4. Financial Security

Although they value salary less than every other generation, Gen Zers aspire to financial security, perhaps due to growing up during the Great Recession. Indeed, the Barna Group reports that achieving financial independence before 30 is a top priority for 64% of Gen Zers.

5. Stability

Job security is a key concern for many Gen Zers entering the workforce today. Quite put off by the perceived volatility of Big Tech companies, this generation is keen to secure roles in more stable industries.

The Top Manufacturing, Trade Jobs for Gen Z Offer These Things

1. Career Progression and Flexibility

Jobs spanning a wide range of manufacturing and trade sectors can offer employees flexibility and long-term career opportunities.

What’s important for Gen Zers is identifying employers that regard their workers as critical investments and not simply as costs. McKinsey reported on a manufacturer restructuring its workforce management system to allow for greater flexibility. As a result, staffing levels rose by 25%, and production increased by 20%.

Another organization evaluated by McKinsey introduced a comprehensive career development program. About 90% of employees who opted into the program were still employed by the company a year later.

2. Stability

Various manufacturing and trade professions can offer the job security Gen Zers craves.

The aerospace industry, for example, has long held a reputation for career stability and, as such, it is attracting a growing number of young professionals. In 2023, Gen Z search interest for aerospace organizations increased rapidly, with RTX noting a 209% increase in search interest.

The aerospace and defense company also reported that around 25% of its recent hires are from Gen Z. The industry’s use of cutting-edge technology and boundless career opportunities are other major selling points for Gen Z.

3. Purpose

Manufacturers that demonstrate an ongoing and meaningful commitment to addressing world issues, such as climate change, sustainability, supply chain transparency, and poverty, will be particularly interesting to Gen Zers, who are eager to find purpose in their day-to-day work.

Another way for Gen Z to find meaningful work is through green manufacturing jobs and other positions that have a high social impact. This includes the following roles: solar photovoltaic installer, wind turbine technician, renewable energy engineer, and environmental science technician, as well as any position associated with the manufacture of and infrastructure for Electric Vehicles (EVs).

Statistics show Gen Z workers are actively pursuing these types of roles, with the demand for wind turbine technicians alone growing at an impressive 45% each year.

4. Financial Security

According to Gallup research, the percentage of Americans who expressed high confidence in higher education fell from 57% to 36% in the past decade. The soaring cost of college education is perhaps the major driver behind this shift.

Two-thirds of high-school students do not consider a college degree necessary, while most young people believe blue-collar jobs offer better security than white-collar ones.
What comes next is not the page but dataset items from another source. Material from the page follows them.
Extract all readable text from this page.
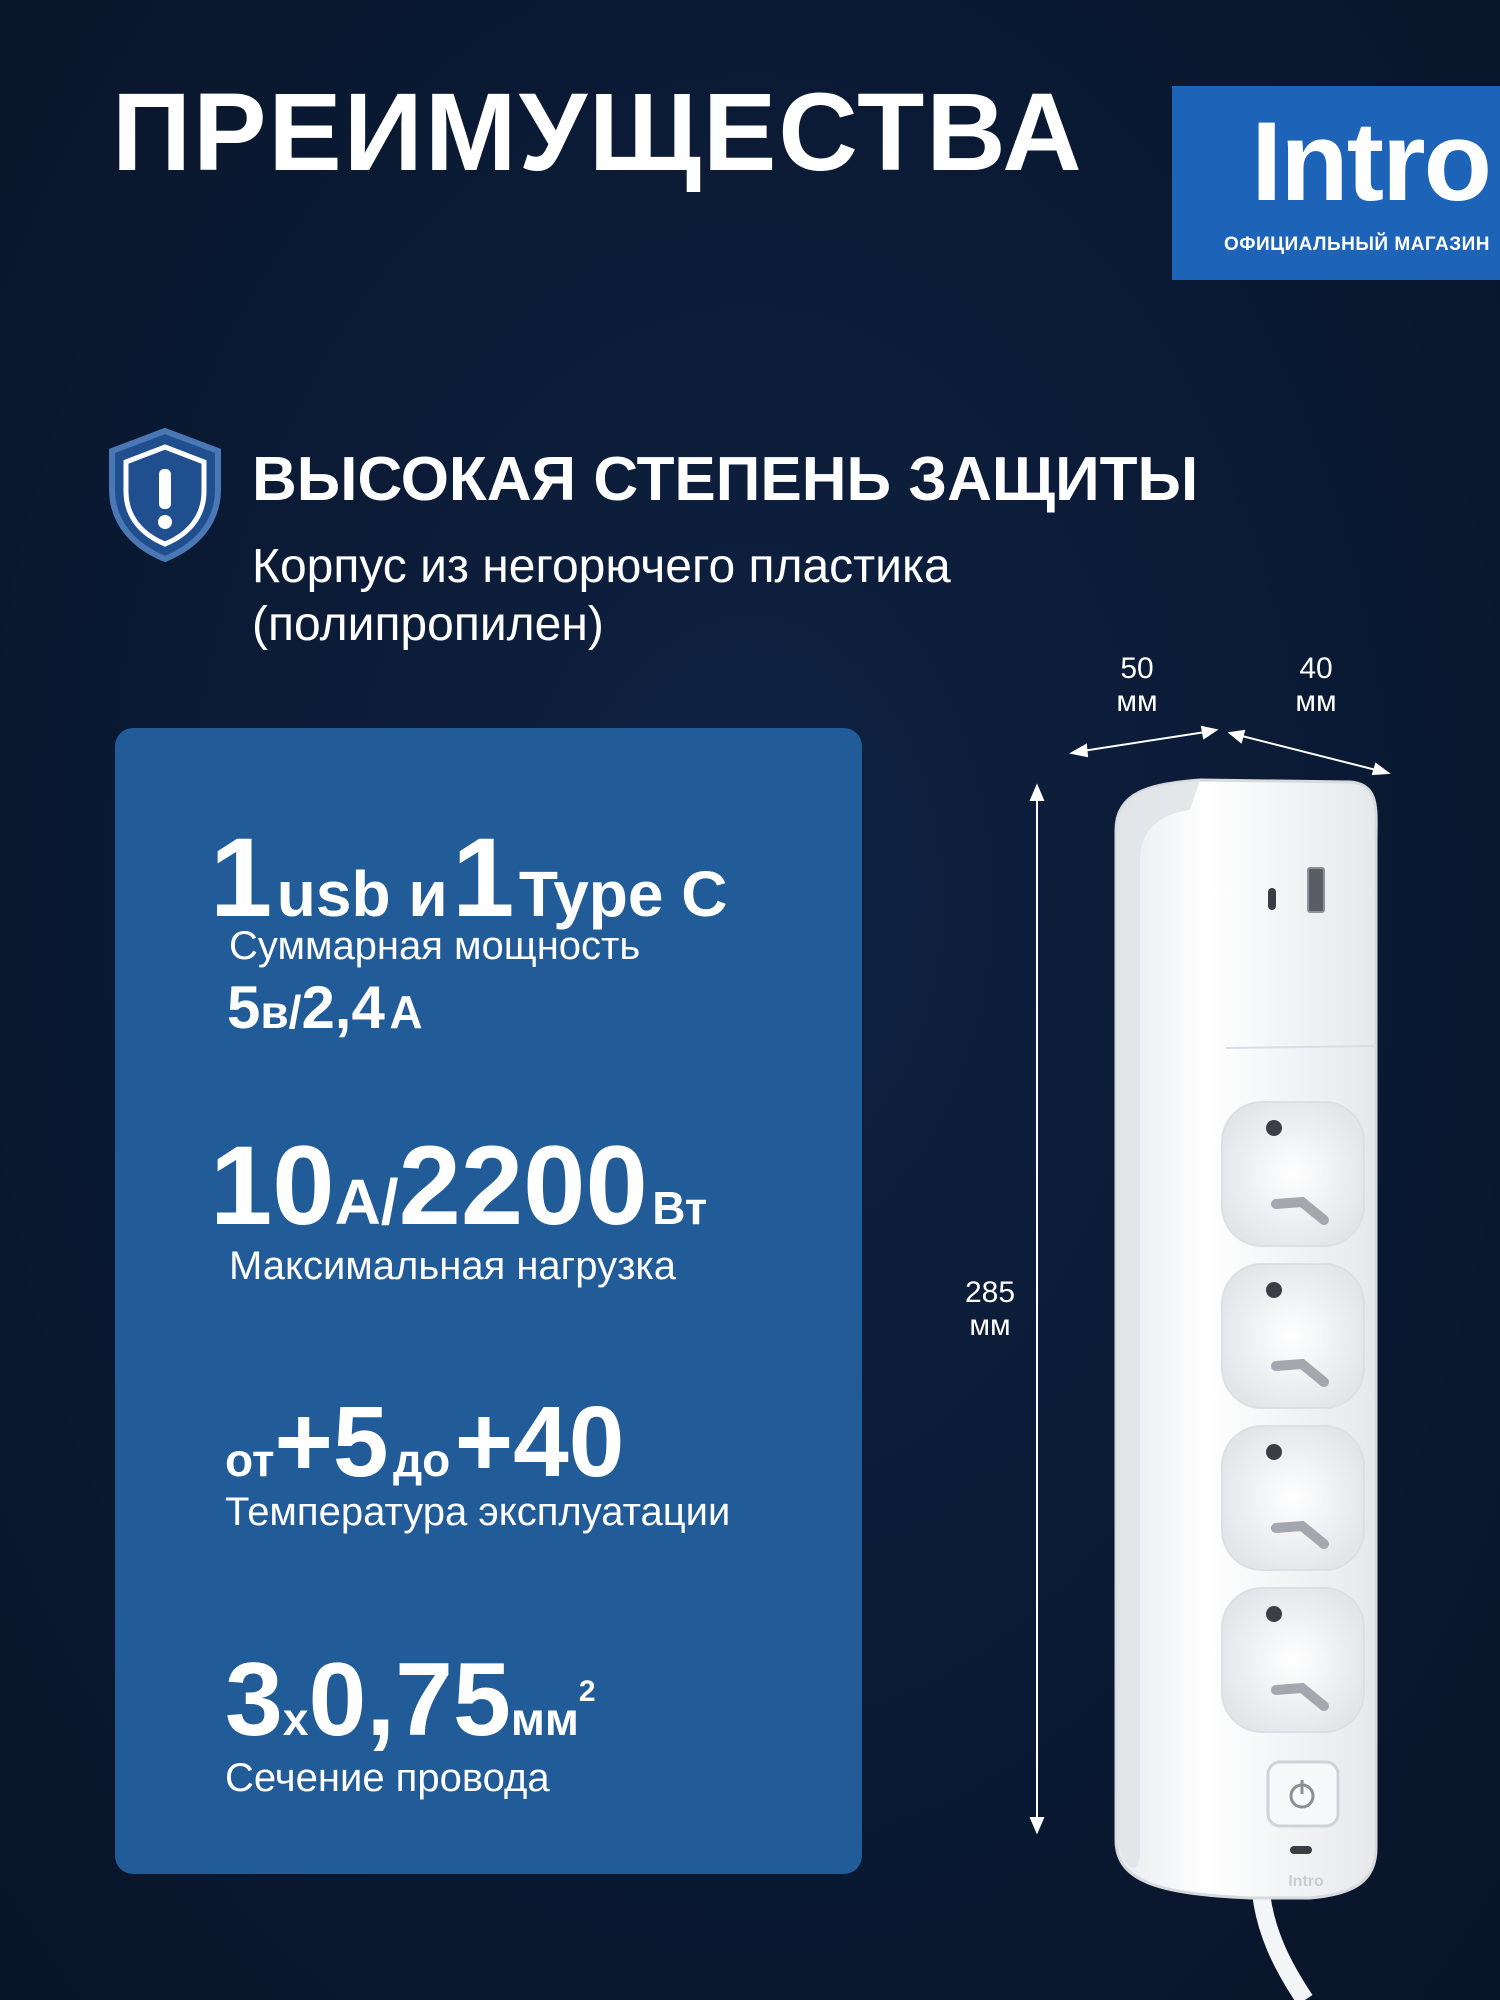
ПРЕИМУЩЕСТВА	Intro
ОФИЦИАЛЬНЫЙ МАГАЗИН
ВЫСОКАЯ СТЕПЕНЬ ЗАЩИТЫ
Корпус из негорючего пластика
(полипропилен)
1 usb и 1 Type C
Суммарная мощность
5в/2,4 А
10А/2200 Вт
Максимальная нагрузка
от+5 до +40
Температура эксплуатации
3х0,75мм2
Сечение провода
50
мм
40
мм
285
мм
Intro
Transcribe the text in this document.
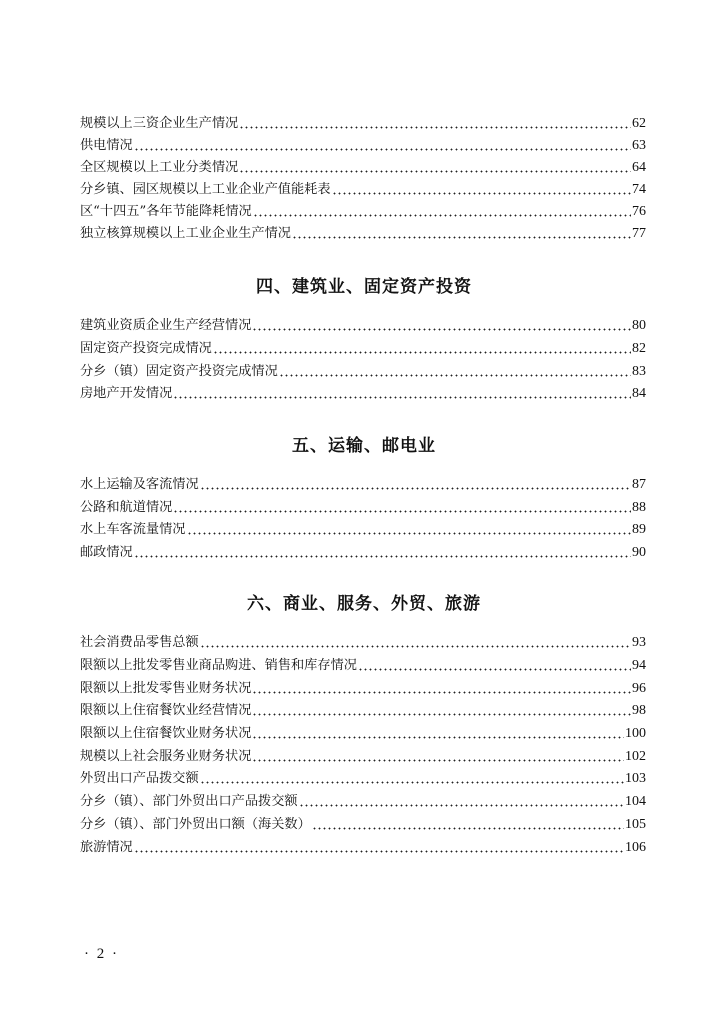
规模以上三资企业生产情况	62
供电情况	63
全区规模以上工业分类情况	64
分乡镇、园区规模以上工业企业产值能耗表	74
区“十四五”各年节能降耗情况	76
独立核算规模以上工业企业生产情况	77
四、建筑业、固定资产投资
建筑业资质企业生产经营情况	80
固定资产投资完成情况	82
分乡（镇）固定资产投资完成情况	83
房地产开发情况	84
五、运输、邮电业
水上运输及客流情况	87
公路和航道情况	88
水上车客流量情况	89
邮政情况	90
六、商业、服务、外贸、旅游
社会消费品零售总额	93
限额以上批发零售业商品购进、销售和库存情况	94
限额以上批发零售业财务状况	96
限额以上住宿餐饮业经营情况	98
限额以上住宿餐饮业财务状况	100
规模以上社会服务业财务状况	102
外贸出口产品拨交额	103
分乡（镇）、部门外贸出口产品拨交额	104
分乡（镇）、部门外贸出口额（海关数）	105
旅游情况	106
· 2 ·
More young people are pursuing roles in skilled labor in fields such as construction, carpentry, welding, plumbing, and electrics. Vocations such as these, once regarded as dirty and low-end, have numerous benefits for Gen Zers. Not only do they offer on-the-job training in the form of apprenticeships, plentiful career opportunities, access to cutting-edge technologies, and good pay, but they also come with none of the college debt and years of unpaid study.

The Wall Street Journal (WSJ) dubbed Gen Z the Toolbelt generation.

According to Xometry research, other high-paying professions in industry include process engineering, manufacturing maintenance engineering, energy management, plant management, and technical product management.

Can the Industrial Sector Make Gen Zers Happy?

Compared to other generations, more Gen Zers say they are open to the idea of working in a manufacturing role.

That’s no surprise, considering that the industrial sector is so well positioned to accommodate Gen Z’s varied needs, be it job security, good pay, the opportunity to carry out meaningful work, access to cutting-edge technology, a healthy work-life balance, or career advancement opportunities.

So long as industrial employers build it, the Gen Zers will come.